I am creating a fairly complicated module which involves timing analysis of 2 Modules each having their own algorithm, but take in 2 signed numbers as inputs and output a signed number.
I am designing this module for an FPGA in Verilog using Xilinx as my synthesis tool. Now I understand that Xilinx usually gives the worst case timing analysis for any module. This means that if I have a range of numbers which take 250 picoseconds, from input to output including the routing time, if there is even a single set of inputs that takes 400 picoseconds, the timing analysis shown by Xilinx would be 400 picoseconds.
My goal is to find:
1) If Module 1 is faster than Module 2 for any set of numbers.
1) Range of numbers for which Module 1 is faster than Module 2.
The only logical approach I can think of is, by increasing the operating frequency of the module. That is to force both the Modules to give their outputs after say 300 picoseconds rather than 400 picoseconds.

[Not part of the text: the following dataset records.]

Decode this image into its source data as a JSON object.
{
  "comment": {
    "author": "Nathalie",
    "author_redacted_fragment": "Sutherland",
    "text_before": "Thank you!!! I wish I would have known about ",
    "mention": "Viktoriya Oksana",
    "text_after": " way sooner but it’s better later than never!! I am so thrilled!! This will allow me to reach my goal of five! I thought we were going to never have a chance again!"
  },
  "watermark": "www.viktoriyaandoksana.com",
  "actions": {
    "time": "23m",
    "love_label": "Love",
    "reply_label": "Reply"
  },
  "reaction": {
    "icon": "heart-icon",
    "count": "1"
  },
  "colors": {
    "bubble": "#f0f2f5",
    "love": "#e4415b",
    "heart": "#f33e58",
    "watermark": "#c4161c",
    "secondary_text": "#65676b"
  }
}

Obviously if I increase the operating frequency, some of the inputs in the testbench will give out erroneous outputs. My hypothesis is that the module that starts giving out erroneous answers first, has the algorithm.
So my doubts are:
1) Is it possible to increase the operating frequency of a Module in Verilog using Xilinx (some settings that I must enforce upon during synthesis or analysis). If not, is there a better tool that will be do my timing analysis?
2) Is this approach viable? Short of doing a gate level synthesis using Cadence, is there anyway, I can find out the actual time delay analysis for each set of signed numbers for each gate using Verilog?